Implications for better understanding, diagnostics and prediction of osteoarthritis This VPHi Keynote Webinar Series took place on 18 May 2021 featuring Simo Saarakkala from University of Oulu, Finland. The webinar is endorsed and co-organised by the European Society of Biomechanics.
Osteoarthritis is the most common joint disease in the world. It can occur in any joint, but it is the most common in hand, knee, hip and spine. Osteoarthritis is a whole joint disease affecting simultaneously several joint tissues, i.e. articular cartilage, subchondral bone, meniscus, synovium, ligaments and tendons. The typical primary signs of osteoarthritis progression are degeneration and wear of articular cartilage along with pathological remodeling of the subchondral bone.

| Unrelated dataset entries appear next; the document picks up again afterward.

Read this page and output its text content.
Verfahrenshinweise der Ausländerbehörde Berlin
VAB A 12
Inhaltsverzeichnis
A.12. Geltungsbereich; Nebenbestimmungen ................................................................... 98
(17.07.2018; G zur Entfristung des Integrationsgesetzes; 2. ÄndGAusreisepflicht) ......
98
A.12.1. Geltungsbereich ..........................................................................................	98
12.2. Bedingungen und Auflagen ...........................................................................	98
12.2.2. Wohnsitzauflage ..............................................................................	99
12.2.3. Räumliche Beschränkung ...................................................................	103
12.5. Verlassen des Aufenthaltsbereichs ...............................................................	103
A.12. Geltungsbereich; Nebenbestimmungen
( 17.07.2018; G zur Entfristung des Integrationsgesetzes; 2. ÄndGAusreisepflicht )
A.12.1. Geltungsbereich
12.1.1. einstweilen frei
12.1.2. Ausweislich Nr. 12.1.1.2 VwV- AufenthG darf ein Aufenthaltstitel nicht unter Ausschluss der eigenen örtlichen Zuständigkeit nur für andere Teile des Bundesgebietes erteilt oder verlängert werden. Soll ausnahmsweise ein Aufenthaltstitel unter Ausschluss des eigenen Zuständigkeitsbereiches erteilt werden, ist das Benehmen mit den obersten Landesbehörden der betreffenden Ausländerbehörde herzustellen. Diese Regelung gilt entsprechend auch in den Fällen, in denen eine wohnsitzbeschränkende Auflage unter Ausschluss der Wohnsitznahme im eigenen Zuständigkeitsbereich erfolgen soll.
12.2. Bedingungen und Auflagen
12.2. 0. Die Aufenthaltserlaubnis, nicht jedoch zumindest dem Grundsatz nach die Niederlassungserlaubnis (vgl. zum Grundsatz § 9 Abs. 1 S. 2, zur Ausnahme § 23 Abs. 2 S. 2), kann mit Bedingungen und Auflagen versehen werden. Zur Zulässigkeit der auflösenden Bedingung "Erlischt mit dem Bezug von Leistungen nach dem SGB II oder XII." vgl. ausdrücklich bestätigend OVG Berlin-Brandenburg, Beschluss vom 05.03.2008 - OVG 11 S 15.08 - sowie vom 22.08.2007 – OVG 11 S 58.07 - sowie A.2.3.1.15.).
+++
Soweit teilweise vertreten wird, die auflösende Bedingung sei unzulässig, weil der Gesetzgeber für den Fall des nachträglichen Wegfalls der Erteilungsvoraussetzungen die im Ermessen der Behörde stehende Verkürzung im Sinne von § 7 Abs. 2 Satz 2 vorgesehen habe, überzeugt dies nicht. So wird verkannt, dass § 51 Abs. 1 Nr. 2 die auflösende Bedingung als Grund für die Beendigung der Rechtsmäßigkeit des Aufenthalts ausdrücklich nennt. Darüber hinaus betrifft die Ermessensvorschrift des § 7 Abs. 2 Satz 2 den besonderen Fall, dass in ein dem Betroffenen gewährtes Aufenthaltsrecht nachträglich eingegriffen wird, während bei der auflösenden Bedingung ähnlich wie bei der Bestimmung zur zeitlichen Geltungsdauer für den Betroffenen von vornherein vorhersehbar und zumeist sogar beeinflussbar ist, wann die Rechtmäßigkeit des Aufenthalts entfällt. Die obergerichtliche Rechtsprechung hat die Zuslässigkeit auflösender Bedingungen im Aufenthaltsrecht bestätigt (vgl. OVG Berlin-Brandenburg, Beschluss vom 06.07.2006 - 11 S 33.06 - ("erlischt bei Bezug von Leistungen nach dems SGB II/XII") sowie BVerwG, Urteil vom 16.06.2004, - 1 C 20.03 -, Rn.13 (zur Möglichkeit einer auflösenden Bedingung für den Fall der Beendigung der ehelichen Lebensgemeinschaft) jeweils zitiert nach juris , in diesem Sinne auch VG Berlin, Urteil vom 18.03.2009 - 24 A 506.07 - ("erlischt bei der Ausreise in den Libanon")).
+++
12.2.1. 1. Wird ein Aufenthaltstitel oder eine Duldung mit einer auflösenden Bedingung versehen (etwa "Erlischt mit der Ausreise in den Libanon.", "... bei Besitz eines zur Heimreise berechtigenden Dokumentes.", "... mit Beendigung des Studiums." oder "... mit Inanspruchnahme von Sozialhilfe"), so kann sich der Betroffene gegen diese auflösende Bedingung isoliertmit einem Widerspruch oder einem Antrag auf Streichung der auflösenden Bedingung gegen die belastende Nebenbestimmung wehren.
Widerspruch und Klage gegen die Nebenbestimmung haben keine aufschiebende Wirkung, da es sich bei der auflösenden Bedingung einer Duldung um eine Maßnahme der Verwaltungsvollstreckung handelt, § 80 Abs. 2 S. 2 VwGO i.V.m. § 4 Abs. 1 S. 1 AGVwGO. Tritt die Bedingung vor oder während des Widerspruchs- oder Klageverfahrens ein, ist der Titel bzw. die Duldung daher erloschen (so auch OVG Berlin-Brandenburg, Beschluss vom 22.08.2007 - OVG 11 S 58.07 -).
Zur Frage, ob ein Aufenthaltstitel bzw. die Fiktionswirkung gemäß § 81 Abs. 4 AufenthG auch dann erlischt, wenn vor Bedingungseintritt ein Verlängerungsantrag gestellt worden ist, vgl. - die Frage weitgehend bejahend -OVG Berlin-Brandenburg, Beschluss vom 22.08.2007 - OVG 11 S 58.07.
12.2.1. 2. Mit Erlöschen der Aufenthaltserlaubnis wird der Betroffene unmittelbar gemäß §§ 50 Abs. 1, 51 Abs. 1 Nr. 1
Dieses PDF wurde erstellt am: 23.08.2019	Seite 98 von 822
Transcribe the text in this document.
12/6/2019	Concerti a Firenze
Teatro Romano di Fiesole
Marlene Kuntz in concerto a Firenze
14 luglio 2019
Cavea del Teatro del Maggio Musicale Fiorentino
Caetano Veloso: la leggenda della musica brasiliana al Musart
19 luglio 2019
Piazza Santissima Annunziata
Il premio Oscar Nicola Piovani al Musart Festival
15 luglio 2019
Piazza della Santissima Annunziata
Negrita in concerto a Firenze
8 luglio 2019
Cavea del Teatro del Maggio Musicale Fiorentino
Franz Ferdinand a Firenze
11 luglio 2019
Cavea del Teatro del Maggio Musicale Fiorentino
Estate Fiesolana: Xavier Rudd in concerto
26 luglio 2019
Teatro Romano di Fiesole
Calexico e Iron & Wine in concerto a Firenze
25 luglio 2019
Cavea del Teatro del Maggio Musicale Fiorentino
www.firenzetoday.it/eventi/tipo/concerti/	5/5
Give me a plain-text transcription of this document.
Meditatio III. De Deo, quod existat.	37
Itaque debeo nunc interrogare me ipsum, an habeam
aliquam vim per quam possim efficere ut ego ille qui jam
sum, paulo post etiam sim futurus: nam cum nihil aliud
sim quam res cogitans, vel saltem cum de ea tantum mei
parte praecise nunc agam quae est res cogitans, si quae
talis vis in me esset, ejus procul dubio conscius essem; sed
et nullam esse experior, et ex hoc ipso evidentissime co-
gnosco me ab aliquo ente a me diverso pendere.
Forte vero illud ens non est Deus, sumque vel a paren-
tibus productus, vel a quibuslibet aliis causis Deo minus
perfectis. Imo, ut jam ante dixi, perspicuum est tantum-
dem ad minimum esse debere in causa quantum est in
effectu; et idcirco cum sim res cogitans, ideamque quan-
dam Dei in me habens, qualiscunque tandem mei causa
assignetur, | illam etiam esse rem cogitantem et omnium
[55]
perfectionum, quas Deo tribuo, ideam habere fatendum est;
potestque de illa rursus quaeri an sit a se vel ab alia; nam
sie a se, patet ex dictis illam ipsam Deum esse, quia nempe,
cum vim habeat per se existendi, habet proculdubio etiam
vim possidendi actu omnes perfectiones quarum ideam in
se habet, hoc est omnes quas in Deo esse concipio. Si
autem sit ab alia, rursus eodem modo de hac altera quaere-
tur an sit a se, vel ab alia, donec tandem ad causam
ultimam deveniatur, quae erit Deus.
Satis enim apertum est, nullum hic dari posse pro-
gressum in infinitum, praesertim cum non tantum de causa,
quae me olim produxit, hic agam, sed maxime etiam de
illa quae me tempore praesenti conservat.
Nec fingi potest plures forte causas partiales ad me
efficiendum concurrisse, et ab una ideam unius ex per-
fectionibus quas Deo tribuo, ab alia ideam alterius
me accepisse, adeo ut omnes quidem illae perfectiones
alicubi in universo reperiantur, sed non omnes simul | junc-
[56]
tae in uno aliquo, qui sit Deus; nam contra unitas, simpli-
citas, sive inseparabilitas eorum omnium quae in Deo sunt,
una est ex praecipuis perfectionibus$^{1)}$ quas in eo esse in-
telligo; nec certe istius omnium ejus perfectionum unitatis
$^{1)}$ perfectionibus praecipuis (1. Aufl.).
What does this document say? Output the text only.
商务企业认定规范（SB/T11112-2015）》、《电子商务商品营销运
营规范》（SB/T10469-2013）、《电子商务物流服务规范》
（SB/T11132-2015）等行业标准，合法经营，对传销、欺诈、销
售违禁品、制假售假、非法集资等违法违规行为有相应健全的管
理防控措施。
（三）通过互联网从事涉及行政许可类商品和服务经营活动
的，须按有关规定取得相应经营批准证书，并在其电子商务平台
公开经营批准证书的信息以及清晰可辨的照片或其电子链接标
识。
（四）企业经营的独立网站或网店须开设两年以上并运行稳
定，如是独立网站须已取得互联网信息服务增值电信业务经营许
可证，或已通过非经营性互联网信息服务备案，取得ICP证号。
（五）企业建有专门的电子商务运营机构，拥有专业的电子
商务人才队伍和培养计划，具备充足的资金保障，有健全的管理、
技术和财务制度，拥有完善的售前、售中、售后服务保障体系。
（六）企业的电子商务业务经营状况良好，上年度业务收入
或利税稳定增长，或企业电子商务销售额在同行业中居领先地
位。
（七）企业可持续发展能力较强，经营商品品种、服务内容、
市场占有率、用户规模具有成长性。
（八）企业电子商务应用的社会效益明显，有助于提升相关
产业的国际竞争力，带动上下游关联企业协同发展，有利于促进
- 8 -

During the last decades, we have seen the rapid development of different imaging modalities and digital image analysis methods both at the laboratory level, i.e. tissue and cell level, and at the clinical level. This development has allowed both researchers and clinicians to better understand the initiation and progression of osteoarthritis. Specifically, machine learning based approaches for image analysis have become more common and promising during the recent few years.
In this talk, the role of several imaging modalities in osteoarthritis research and clinical diagnostics - along with advanced image analysis methods - will be introduced. From the laboratory imaging methods, we will focus micro-computed tomography (micro-CT), Fourier-transform infrared imaging (FTIRI), Raman microscopic imaging, and polarized light microscopy (PLM). From the clinical imaging methods, we will focus on conventional radiography (X-ray) and the potential of advanced image analysis and deep learning algorithms to mine new diagnostic and prognostic information from them. Finally, the future prospects of clinical prediction models, combining imaging data and clinical information, will be discussed.
This webinar belongs to the VPHi keynote webinar series, a quarterly event organized by the VPHi Student Committee that provides a forum for access to senior community members and their expert competence for chiefly young scientists, but also to the VPH community as a whole.